We originally planned on Campbell sharing her room with her new sister, which she happily agreed to do. And she was a trooper for a while, but eventually the late night/early morning screaming jags was too much for her, and she said, “You know what, mom and dad? How about I just sleep in the guest bed?”
Both kids were generously accepting of all the time and attention we had to spend on the new arrival. The only problem we had with jealousy came from Laine, who couldn’t stand to see anybody else sitting in mom’s lap, and would throw herself in the middle of any hug Rachel tried to share with someone else, including me.
Our friends and family were endlessly supportive. Our adoption agency was and continues to be great. And circumstances worked out pretty well for us, to be honest. COVID lockdowns were tough for everybody, including us, but if there is ever a time when it’s a good thing to be stuck at home for an extended period, it’s when you’re trying to integrate a newly adopted child into your family. Most of our first year with Laine was spent close-quarters bonding, because we didn’t have any other options. And, myriad other COVID-related troubles aside, that was a good thing.
Now we’re working on our second year, and Laine is a healthy, happy almost-three-year-old. She still has her crying jags, but they’re more of the standard overwrought-toddler type. And when she gets over whatever she was crying about (couldn’t find her baby doll, mom gave her the wrong kind of raisins, etc.), she’ll say to us, “Happy now.”

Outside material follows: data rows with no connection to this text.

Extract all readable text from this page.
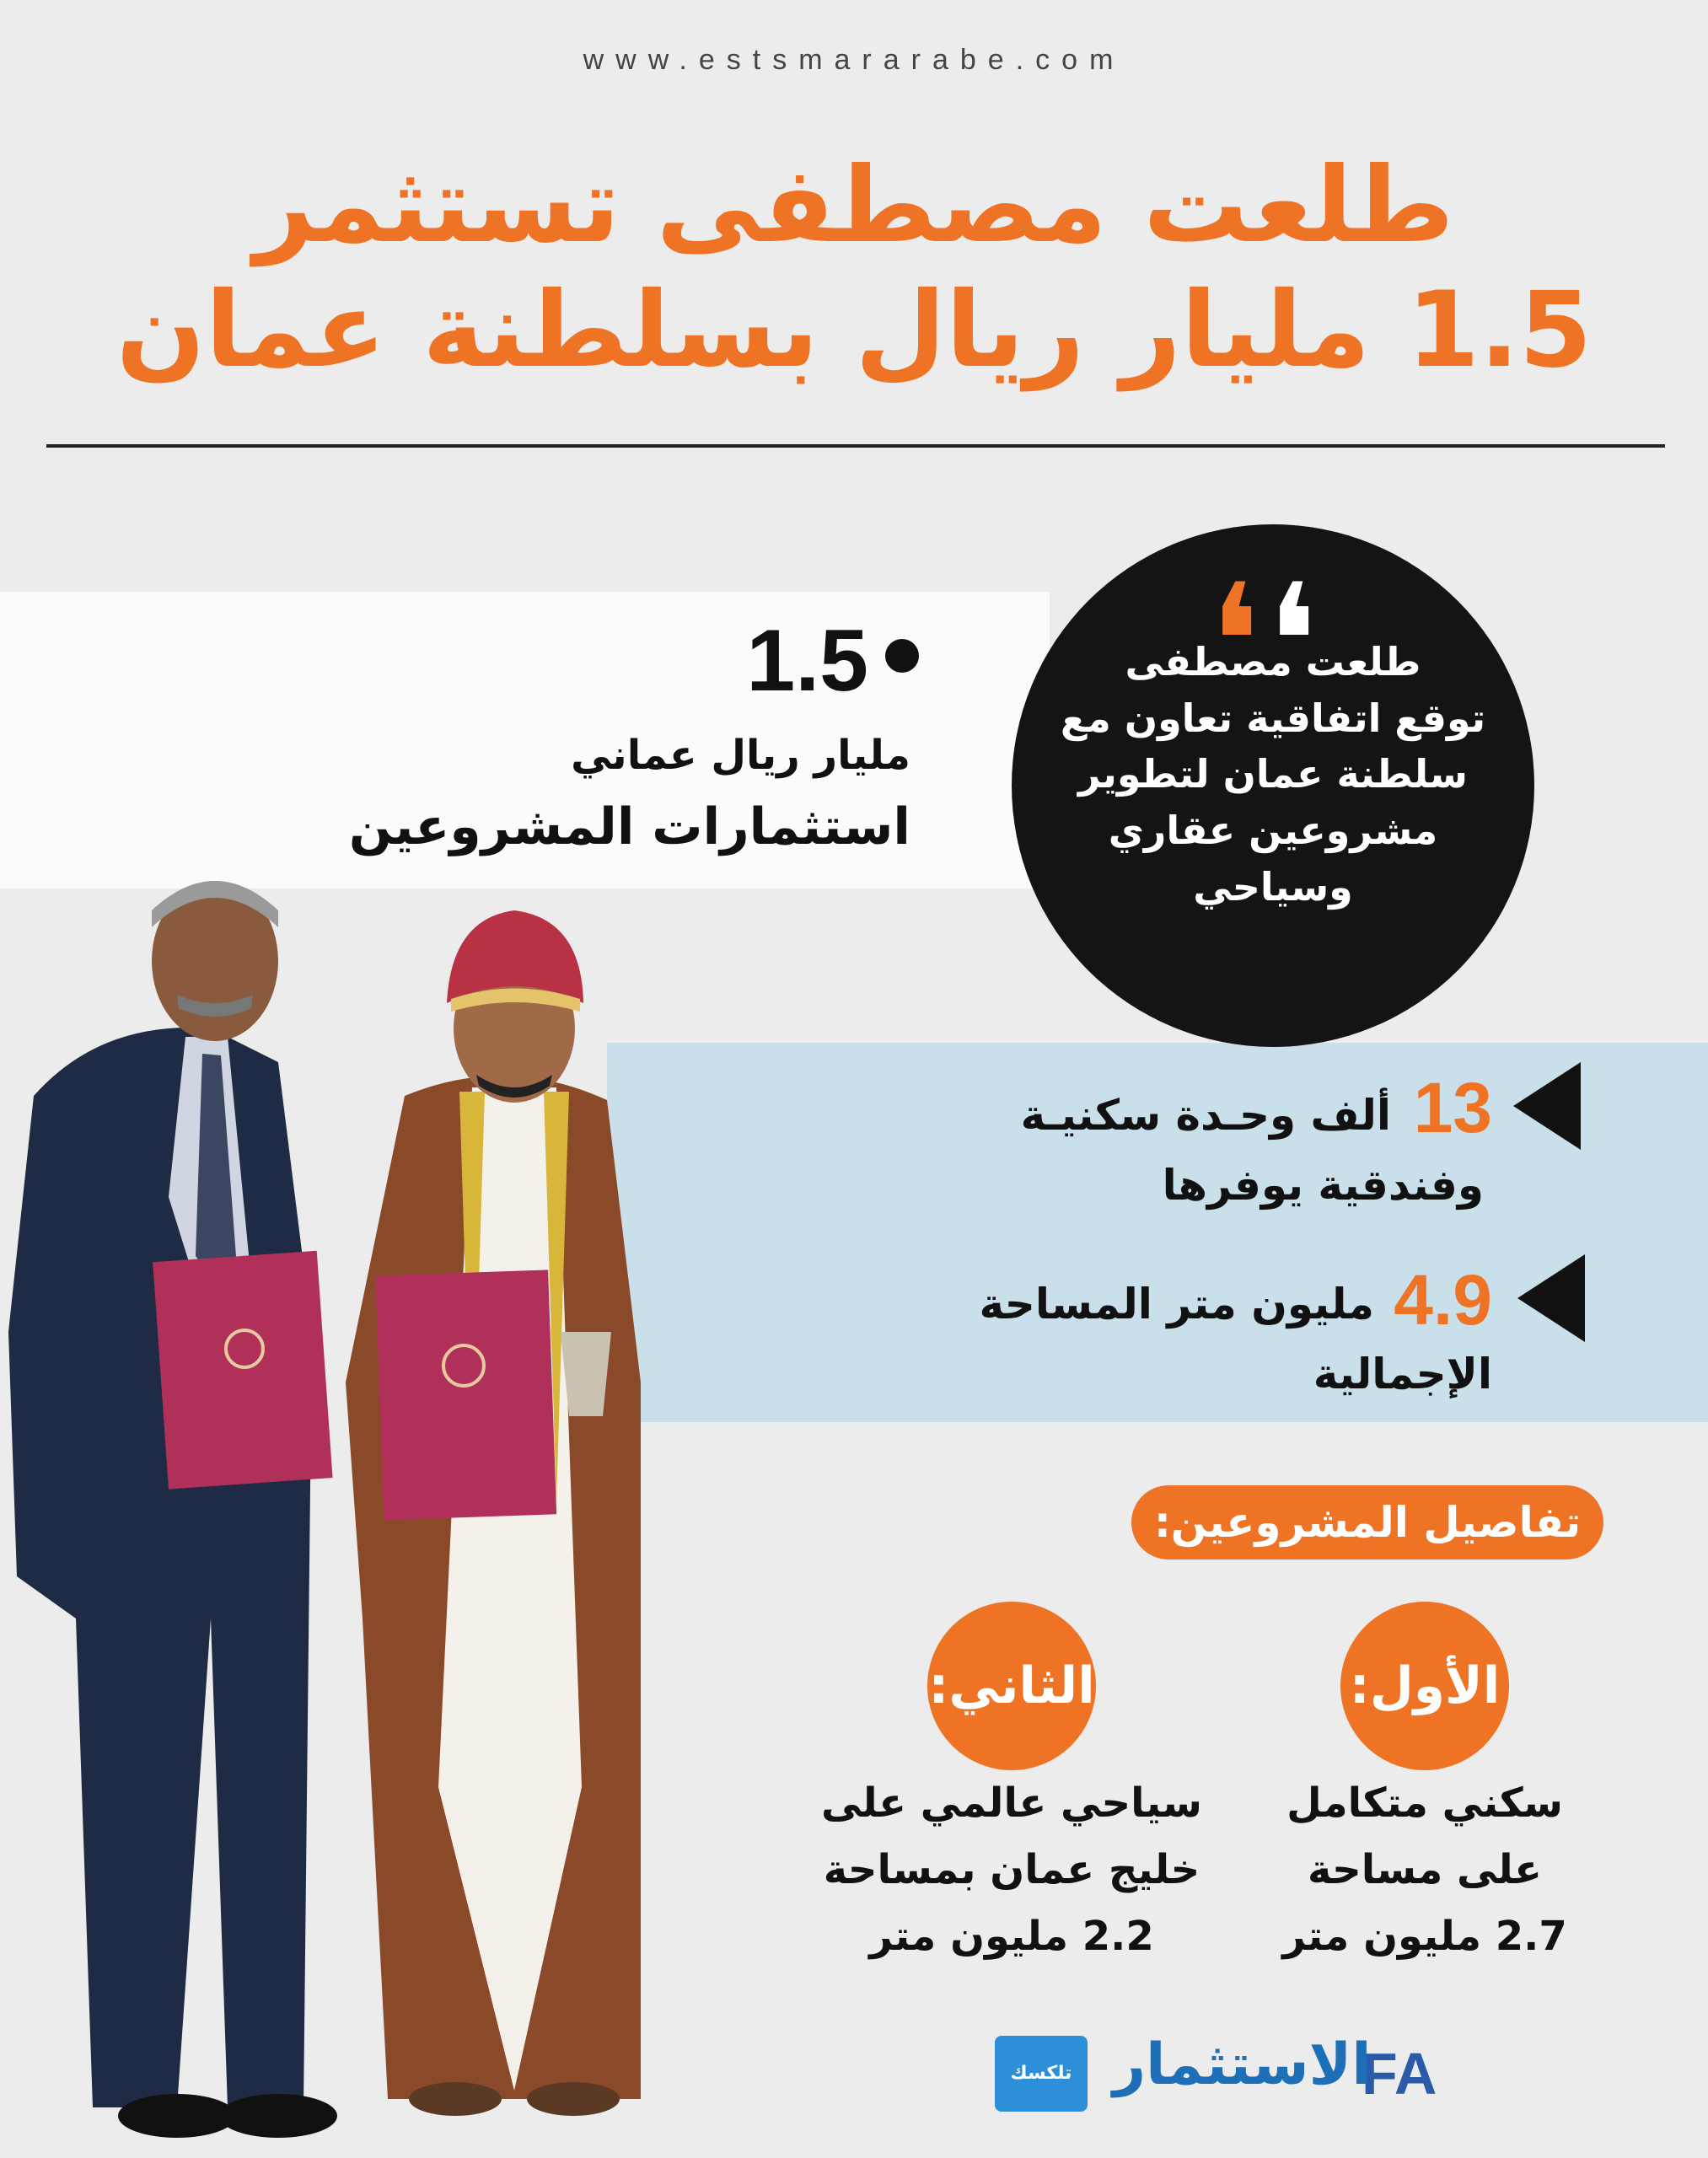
www.estsmararabe.com
طلعت مصطفى تستثمر
1.5 مليار ريال بسلطنة عمان
1.5
مليار ريال عماني
استثمارات المشروعين
❛ ❛
طلعت مصطفى
توقع اتفاقية تعاون مع
سلطنة عمان لتطوير
مشروعين عقاري
وسياحي
13
ألف وحـدة سكنيـة
وفندقية يوفرها
4.9
مليون متر المساحة
الإجمالية
تفاصيل المشروعين:
الأول:
سكني متكامل
على مساحة
2.7 مليون متر
الثاني:
سياحي عالمي على
خليج عمان بمساحة
2.2 مليون متر
FA
الاستثمار
تلكسك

And she is. And we are. The adoption process is the most difficult thing I’ve ever experienced in my life that didn’t involve somebody dying, but now we have our little tribe of five, and I’m pretty glad about it. I wrote this down so we’d always have it to remember how we got here. This is how blessings happen. Sometimes you have to fight your way to them, or just endure until they bloom. Why did God set it up like that? I don’t know. But who am I to challenge the process? The results speak for themselves.